ANDREAS DIPPEL
The training of the girl designed to become a great prima donna is one of the most complex problems imaginable. You ask me to consider the case of an imaginary daughter designed for the career in order to make my opinions seem more pertinent. Very well. If my daughter were studying for grand opera, and if she were a very little girl, I should first watch her very carefully to see whether she manifested any uncontrollable desire or ambition to become a great singer. Without such a desire she will never become great. Usually this ambition becomes evident at a very early age. Then I should realize that the mere desire to become a great singer is only an infinitesimal part of the actual requirements.
She must have, first of all, fine health, abundant vitality and an artistic temperament. She must show signs of being industrious. She should have the patience to wait until real results can be accomplished. In fact, there are so many attributes that it is difficult to enumerate them all.

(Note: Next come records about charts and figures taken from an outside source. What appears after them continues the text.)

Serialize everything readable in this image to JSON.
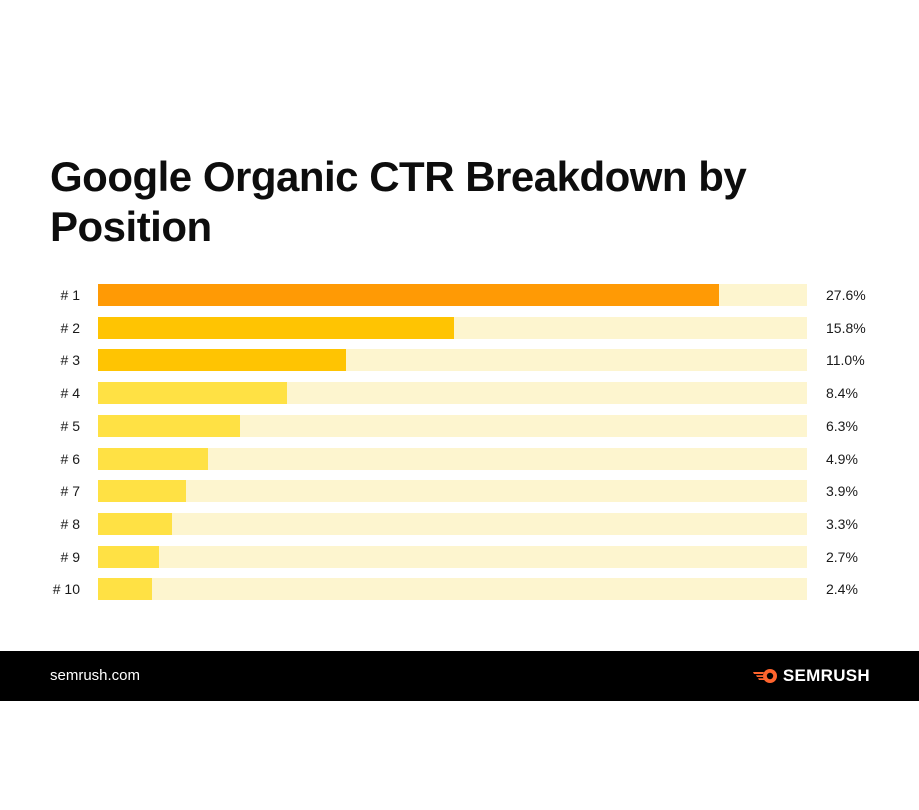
{
  "colors": {
    "track": "#fdf5cf",
    "shades": [
      "#ff9a05",
      "#ffc402",
      "#ffc402",
      "#ffe144",
      "#ffe144",
      "#ffe144",
      "#ffe144",
      "#ffe144",
      "#ffe144",
      "#ffe144"
    ],
    "footer_bg": "#000000",
    "logo_accent": "#ff642d"
  },
  "chart_data": {
    "type": "bar",
    "orientation": "horizontal",
    "title": "Google Organic CTR Breakdown by Position",
    "categories": [
      "# 1",
      "# 2",
      "# 3",
      "# 4",
      "# 5",
      "# 6",
      "# 7",
      "# 8",
      "# 9",
      "# 10"
    ],
    "values": [
      27.6,
      15.8,
      11.0,
      8.4,
      6.3,
      4.9,
      3.9,
      3.3,
      2.7,
      2.4
    ],
    "value_labels": [
      "27.6%",
      "15.8%",
      "11.0%",
      "8.4%",
      "6.3%",
      "4.9%",
      "3.9%",
      "3.3%",
      "2.7%",
      "2.4%"
    ],
    "xlim": [
      0,
      31.5
    ],
    "unit": "%",
    "grid": false,
    "legend": "none"
  },
  "footer": {
    "site": "semrush.com",
    "logo_text": "SEMRUSH",
    "logo_icon": "semrush-fire-icon"
  }
}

But they are all worth considering seriously. Why? Simply because, if they are not considered, she may be obliged to spend years of labor for which she will receive no return except the most bitter disappointment conceivable. Of the thousands of girls who study to become prima donnas only a very few can succeed, from the nature of things. The others either abandon their ambitions or assume lesser rôles from little parts down to the chorus.

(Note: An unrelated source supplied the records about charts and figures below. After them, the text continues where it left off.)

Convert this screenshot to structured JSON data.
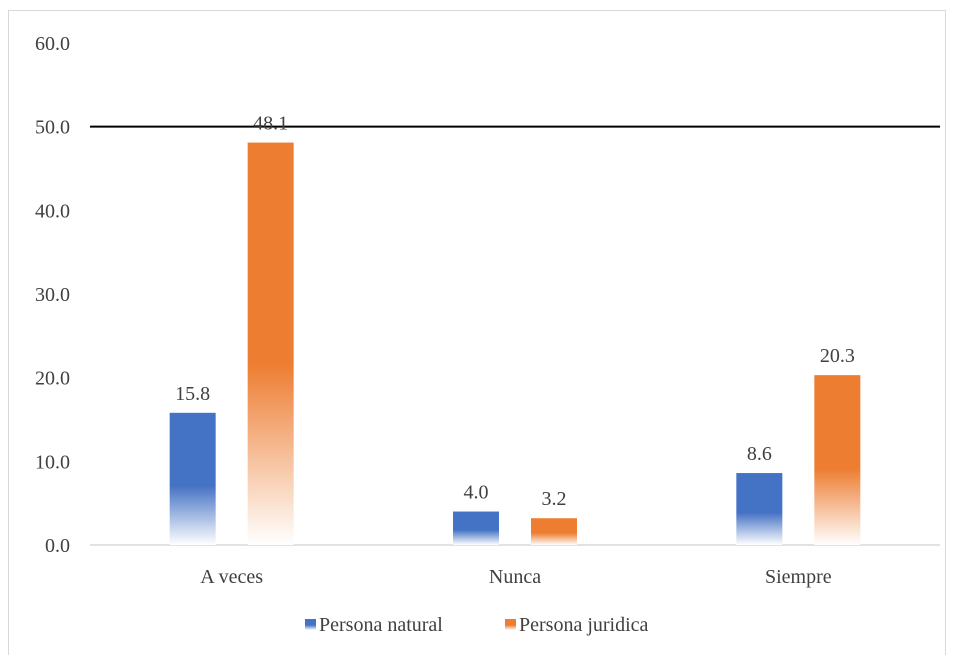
{
  "chart_data": {
    "type": "bar",
    "categories": [
      "A veces",
      "Nunca",
      "Siempre"
    ],
    "series": [
      {
        "name": "Persona natural",
        "values": [
          15.8,
          4.0,
          8.6
        ],
        "color": "#4472c4"
      },
      {
        "name": "Persona juridica",
        "values": [
          48.1,
          3.2,
          20.3
        ],
        "color": "#ed7d31"
      }
    ],
    "ylim": [
      0,
      60
    ],
    "yticks": [
      "0.0",
      "10.0",
      "20.0",
      "30.0",
      "40.0",
      "50.0",
      "60.0"
    ],
    "reference_line": 50.0,
    "grid": false,
    "legend": "bottom",
    "bar_fill": "gradient fading to white at base"
  }
}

You will notice that I have said but little about her voice. During her childhood there is very little means of judging of the voice. Some girls' voices that seem very promising when they are children turn out in a most disappointing manner. So you see I would be obliged to consider the other qualifications before I even thought of the voice. Of course, if the child showed no inclination for music or did not have the ability to "hold a tune," I should assume that she was one of those frequent freaks of nature which no amount of musical training can save.
Above all things I should not attempt to force her to take up a career against her own natural inclinations or gifts. The designing mother who desires to have her own ambitions realized in her daughter is the bane of every impresario. With a will power worthy of a Bismarck she maps out a career for the young lady and then attempts to force the child through what she believes to be the proper channels leading to operatic success. She realizes that great singers achieve fame and wealth and she longs to taste of these. It is this, rather than any particular love for her child, that prompts her to fight all obstacles. No amount of advice or persuasion can make her believe that her child cannot become another Tetrazzini, or Garden, or Schumann-Heink, if only the impresario will give her a chance. In nine cases out of ten Fate and Nature have a conspiracy to keep the particular young lady in the rôle of a stenographer or a dressmaker; and in the battle with Fate and Nature even the most ambitious mother must be defeated.